Um grupo de parlamentares brasileiros viajou a Washington, entre os dias 3 e 5 de junho, com o propósito de apresentar um contraponto às narrativas disseminadas pela direita brasileira a instituições nos Estados Unidos. A comitiva buscou defender a soberania nacional e a importância de ferramentas como o Pix.
A delegação, composta pelos deputados federais Pedro Uczai (PT/SC), Jandira Feghalli (PcdoB/RJ), Pedro Campos (PSB/PE) e André Janones (REDE/MG), representa um total de 114 deputados de suas respectivas bancadas. A iniciativa visou esclarecer pontos cruciais sobre a política e a economia brasileira no cenário internacional.
Conforme relatado pela deputada Jandira Feghalli, a missão concentrou-se em três eixos principais: a reafirmação da soberania brasileira em suas esferas econômica, democrática e política; a entrega de três documentos a congressistas e entidades americanas; e a discussão sobre tarifas impostas ao Brasil, com destaque para o Pix, que, segundo os parlamentares, carecem de fundamentação técnica e jurídica.
Um dos documentos entregues solicitou cooperação mútua, e não intervenção, no combate ao crime organizado. As pautas incluíram o tráfico de armas e drogas, o monitoramento de recursos financeiros e outras formas de colaboração já pleiteadas pelo governo brasileiro.
Em outro documento, os deputados apresentaram argumentos, embasados por especialistas em economia, contestando as tarifas impostas pelo governo americano. A delegação argumentou que tais medidas possuem caráter político e não se justificam tecnicamente.
“A questão do Pix foi abordada com a declaração de que não será aceita qualquer intervenção que inviabilize, fragilize ou dificulte o uso do Pix, considerado uma soberania financeira do povo brasileiro e uma ferramenta moderna para transações financeiras gratuitas, transparentes e lícitas”, afirmou Feghalli.
Durante encontros na Organização dos Estados Americanos (OEA), a delegação abordou o contexto democrático do ano eleitoral no Brasil. Foram levantados alertas sobre potenciais intervenções diretas dos Estados Unidos, crimes no ambiente digital e a necessidade de combater a violência política em suas diversas formas, incluindo a de gênero.
“Foi solicitado o acompanhamento e observação da OEA, não apenas da Comissão Interamericana de Direitos Humanos, mas também da Secretaria de Fortalecimento da Democracia, cujo observatório eleitoral já teve o acompanhamento solicitado pelo governo brasileiro para as eleições”, informou Feghalli.

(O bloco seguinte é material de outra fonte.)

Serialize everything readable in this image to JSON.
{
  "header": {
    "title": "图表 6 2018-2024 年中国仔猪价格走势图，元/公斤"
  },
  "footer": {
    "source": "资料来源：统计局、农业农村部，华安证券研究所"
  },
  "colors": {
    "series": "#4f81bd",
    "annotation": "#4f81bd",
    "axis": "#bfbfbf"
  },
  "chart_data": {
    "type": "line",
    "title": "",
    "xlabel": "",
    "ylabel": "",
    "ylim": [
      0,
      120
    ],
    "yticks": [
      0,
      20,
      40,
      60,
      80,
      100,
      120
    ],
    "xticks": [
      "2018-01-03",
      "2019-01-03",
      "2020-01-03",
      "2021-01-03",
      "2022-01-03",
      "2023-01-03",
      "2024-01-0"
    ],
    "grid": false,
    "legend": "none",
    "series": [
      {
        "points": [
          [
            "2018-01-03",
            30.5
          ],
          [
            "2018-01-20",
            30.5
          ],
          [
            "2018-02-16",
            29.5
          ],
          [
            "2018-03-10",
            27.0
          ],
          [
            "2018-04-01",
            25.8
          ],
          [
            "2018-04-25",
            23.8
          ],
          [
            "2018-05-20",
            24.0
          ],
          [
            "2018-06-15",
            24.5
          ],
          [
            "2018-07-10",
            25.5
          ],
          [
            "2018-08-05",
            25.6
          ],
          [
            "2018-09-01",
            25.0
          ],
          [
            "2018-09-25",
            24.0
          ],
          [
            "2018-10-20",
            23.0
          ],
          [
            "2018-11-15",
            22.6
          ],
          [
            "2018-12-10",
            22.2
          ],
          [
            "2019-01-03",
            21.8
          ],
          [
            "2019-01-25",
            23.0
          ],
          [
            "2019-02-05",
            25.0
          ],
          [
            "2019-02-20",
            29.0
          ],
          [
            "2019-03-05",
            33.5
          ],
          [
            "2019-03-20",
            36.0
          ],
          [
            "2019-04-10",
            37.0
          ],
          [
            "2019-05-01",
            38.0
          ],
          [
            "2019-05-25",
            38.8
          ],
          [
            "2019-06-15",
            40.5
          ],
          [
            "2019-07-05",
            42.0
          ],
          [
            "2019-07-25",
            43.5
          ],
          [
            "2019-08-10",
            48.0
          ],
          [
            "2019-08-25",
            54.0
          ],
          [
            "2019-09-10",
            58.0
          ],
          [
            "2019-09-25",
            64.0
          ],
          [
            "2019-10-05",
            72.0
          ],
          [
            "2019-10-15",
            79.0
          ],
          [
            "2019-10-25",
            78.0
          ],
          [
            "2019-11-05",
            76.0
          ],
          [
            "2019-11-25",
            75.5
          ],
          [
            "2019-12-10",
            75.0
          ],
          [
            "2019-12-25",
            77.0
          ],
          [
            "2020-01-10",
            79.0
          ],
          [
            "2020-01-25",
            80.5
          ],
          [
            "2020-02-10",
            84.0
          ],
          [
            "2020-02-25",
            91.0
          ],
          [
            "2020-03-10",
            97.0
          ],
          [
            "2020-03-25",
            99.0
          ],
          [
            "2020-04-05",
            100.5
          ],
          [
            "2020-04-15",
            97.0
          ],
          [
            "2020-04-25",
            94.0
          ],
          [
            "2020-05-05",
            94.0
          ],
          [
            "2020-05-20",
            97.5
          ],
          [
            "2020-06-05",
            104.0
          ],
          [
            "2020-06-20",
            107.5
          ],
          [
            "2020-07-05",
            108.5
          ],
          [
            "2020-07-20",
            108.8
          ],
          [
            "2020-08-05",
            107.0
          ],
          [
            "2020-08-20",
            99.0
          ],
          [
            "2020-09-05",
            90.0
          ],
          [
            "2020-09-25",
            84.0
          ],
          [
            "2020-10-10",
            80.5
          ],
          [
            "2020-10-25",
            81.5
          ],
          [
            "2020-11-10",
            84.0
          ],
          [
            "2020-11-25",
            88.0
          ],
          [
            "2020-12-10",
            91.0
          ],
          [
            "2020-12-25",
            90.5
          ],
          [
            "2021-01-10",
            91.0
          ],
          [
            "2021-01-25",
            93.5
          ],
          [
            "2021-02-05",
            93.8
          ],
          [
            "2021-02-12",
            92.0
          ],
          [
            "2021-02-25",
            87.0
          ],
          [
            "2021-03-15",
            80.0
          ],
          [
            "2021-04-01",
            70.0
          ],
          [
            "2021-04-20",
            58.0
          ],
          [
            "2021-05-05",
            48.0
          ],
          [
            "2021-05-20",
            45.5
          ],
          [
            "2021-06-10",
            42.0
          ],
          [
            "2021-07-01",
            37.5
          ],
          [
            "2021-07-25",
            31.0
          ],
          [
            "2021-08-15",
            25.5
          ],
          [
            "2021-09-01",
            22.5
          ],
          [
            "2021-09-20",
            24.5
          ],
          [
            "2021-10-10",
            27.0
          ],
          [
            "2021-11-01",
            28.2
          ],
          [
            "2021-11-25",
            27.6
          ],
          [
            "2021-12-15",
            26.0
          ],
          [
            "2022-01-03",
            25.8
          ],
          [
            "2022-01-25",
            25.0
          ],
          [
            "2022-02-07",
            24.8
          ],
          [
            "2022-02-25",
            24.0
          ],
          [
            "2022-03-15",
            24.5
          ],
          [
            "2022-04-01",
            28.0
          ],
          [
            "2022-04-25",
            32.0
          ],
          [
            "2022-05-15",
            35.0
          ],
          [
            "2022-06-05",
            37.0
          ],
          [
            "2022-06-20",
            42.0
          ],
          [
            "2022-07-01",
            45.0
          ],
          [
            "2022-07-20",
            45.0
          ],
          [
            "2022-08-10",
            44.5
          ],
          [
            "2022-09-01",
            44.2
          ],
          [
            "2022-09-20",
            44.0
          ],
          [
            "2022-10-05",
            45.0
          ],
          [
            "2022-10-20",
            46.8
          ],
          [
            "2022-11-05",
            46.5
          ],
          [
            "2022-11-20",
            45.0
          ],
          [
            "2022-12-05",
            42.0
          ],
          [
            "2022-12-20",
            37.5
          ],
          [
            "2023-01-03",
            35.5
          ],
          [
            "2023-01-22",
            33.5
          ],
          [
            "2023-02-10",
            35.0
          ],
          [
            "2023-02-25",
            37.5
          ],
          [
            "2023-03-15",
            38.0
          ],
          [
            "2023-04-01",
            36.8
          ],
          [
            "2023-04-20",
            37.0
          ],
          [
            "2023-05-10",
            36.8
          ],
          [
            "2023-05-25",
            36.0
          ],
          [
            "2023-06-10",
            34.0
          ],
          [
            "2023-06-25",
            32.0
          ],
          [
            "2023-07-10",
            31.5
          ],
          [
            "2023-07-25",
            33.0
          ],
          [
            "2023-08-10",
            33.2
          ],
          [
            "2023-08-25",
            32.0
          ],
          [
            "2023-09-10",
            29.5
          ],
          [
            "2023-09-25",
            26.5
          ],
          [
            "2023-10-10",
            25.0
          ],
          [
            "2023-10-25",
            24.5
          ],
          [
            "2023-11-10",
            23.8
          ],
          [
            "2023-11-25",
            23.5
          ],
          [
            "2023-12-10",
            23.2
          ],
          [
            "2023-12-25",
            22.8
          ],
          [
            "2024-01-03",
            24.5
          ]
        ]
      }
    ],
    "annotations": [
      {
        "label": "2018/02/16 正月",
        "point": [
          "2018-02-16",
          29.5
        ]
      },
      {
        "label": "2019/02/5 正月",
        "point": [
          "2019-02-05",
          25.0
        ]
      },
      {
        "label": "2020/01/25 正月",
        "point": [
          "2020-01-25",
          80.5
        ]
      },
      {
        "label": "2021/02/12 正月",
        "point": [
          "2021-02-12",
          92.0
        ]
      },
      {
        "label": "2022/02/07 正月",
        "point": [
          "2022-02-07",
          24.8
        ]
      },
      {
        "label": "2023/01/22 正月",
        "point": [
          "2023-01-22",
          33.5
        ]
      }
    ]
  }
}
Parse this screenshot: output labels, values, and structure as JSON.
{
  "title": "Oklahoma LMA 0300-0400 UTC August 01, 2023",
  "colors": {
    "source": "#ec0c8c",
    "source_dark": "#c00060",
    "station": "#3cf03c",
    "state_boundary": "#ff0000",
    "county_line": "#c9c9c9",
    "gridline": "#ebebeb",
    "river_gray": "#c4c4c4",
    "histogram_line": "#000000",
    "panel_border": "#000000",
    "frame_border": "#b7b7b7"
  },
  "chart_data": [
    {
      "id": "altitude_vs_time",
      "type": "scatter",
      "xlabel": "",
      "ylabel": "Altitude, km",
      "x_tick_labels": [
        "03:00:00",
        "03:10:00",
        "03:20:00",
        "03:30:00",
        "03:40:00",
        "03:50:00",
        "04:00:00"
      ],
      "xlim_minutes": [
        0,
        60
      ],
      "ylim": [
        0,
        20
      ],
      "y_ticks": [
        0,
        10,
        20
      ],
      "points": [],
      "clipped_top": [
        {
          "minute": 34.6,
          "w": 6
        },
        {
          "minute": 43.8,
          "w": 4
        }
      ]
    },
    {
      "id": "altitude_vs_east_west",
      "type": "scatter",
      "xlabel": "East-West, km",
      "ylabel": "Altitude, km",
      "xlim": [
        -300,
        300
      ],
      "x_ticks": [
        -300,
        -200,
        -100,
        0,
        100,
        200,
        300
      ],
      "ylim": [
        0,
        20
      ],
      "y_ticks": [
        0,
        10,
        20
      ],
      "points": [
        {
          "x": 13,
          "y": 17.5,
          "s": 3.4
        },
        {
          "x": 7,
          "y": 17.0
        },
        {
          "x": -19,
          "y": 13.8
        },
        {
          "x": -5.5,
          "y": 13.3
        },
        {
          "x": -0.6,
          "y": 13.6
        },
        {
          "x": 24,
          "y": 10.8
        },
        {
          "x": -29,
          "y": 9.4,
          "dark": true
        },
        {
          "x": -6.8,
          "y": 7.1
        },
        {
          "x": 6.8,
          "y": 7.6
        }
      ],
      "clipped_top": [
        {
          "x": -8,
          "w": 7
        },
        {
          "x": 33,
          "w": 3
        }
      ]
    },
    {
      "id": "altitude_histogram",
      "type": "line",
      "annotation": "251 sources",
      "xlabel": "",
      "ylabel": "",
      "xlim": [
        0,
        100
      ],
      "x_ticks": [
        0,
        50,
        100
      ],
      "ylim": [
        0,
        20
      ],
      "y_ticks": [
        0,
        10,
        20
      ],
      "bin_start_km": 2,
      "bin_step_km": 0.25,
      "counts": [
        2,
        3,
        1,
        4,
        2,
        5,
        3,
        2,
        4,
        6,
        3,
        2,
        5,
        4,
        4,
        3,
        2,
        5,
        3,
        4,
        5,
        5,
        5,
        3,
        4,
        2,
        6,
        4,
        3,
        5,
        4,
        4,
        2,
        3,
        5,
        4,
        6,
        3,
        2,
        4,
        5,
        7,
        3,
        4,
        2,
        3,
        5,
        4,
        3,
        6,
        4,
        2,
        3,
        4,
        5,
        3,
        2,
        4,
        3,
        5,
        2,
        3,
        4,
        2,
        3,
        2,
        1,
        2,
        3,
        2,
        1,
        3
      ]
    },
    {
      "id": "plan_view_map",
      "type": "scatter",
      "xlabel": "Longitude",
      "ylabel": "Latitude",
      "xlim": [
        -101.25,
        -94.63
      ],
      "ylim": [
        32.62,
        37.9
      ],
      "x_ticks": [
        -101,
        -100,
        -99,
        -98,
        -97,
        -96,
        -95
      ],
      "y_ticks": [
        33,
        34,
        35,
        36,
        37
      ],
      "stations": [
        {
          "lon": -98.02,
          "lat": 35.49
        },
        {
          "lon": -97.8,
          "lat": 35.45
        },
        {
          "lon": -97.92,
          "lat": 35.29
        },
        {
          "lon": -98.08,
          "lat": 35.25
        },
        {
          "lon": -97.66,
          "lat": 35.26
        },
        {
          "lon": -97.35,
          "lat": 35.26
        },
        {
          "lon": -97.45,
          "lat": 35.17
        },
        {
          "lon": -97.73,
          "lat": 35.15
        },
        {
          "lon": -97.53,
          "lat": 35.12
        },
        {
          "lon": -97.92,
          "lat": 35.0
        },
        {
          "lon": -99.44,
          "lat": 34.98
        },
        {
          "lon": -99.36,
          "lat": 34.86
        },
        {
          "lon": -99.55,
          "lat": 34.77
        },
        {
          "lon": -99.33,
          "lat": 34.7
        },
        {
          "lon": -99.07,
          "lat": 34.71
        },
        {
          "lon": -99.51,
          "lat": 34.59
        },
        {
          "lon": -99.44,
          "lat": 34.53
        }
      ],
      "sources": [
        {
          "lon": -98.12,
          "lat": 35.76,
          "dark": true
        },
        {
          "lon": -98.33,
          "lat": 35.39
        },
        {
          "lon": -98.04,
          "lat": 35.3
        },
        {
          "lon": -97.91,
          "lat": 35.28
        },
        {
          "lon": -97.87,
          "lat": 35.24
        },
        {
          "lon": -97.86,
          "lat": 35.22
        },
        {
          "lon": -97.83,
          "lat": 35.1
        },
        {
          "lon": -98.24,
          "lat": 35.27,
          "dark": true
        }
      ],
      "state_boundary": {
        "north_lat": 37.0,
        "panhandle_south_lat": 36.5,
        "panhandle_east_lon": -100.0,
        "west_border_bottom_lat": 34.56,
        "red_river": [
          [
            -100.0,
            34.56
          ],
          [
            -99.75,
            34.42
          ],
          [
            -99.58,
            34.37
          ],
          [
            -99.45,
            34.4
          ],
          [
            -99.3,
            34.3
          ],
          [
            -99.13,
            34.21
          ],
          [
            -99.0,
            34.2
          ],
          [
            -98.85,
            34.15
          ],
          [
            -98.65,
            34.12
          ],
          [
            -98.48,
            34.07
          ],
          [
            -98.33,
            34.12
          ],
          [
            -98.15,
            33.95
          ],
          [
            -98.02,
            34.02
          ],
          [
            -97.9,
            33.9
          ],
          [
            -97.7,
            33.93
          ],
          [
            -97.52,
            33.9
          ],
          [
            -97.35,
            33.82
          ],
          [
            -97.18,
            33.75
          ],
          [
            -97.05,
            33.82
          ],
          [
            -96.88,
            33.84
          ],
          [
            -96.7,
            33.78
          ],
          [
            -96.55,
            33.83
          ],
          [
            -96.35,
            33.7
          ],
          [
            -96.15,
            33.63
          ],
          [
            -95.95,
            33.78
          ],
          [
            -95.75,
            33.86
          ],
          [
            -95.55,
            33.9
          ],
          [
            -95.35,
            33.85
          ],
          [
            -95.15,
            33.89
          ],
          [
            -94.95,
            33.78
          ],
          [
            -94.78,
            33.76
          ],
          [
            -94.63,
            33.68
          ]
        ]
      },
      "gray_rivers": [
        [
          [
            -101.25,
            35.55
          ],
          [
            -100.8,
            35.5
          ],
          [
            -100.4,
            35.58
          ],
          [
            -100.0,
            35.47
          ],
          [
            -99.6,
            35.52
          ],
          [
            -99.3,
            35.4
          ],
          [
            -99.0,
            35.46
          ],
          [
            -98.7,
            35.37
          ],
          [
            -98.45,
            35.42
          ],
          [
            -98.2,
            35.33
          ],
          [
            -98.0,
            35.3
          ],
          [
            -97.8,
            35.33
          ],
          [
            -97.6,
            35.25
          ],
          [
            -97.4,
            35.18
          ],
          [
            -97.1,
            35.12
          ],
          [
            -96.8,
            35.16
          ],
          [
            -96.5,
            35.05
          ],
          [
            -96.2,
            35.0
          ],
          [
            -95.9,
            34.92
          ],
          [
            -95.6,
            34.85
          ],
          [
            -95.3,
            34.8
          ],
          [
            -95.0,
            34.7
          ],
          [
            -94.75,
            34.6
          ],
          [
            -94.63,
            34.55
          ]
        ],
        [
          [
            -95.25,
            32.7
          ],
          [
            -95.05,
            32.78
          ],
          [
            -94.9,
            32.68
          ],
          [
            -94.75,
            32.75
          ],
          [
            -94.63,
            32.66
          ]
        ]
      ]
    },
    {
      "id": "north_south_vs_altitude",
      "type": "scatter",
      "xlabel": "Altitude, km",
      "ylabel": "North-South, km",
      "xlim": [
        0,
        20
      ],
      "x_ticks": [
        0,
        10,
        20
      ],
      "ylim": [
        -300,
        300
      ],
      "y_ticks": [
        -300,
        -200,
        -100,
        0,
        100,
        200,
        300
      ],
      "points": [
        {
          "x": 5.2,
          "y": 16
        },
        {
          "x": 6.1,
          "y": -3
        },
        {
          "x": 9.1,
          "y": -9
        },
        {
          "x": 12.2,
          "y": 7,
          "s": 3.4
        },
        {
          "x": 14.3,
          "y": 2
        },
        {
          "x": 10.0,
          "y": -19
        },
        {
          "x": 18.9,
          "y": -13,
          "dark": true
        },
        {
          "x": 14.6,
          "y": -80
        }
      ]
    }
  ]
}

Segundo a deputada, os parlamentares americanos demonstraram receptividade às pautas apresentadas e muitos se comprometeram a tomar iniciativas em resposta às preocupações expostas. A missão foi considerada um sucesso.
“A missão considerou sua atuação produtiva e válida na conjuntura atual. A missão foi concluída com a sensação de dever cumprido e vamos acompanhar os desdobramentos”, finalizou. A delegação retornou ao Brasil confiante nos resultados obtidos.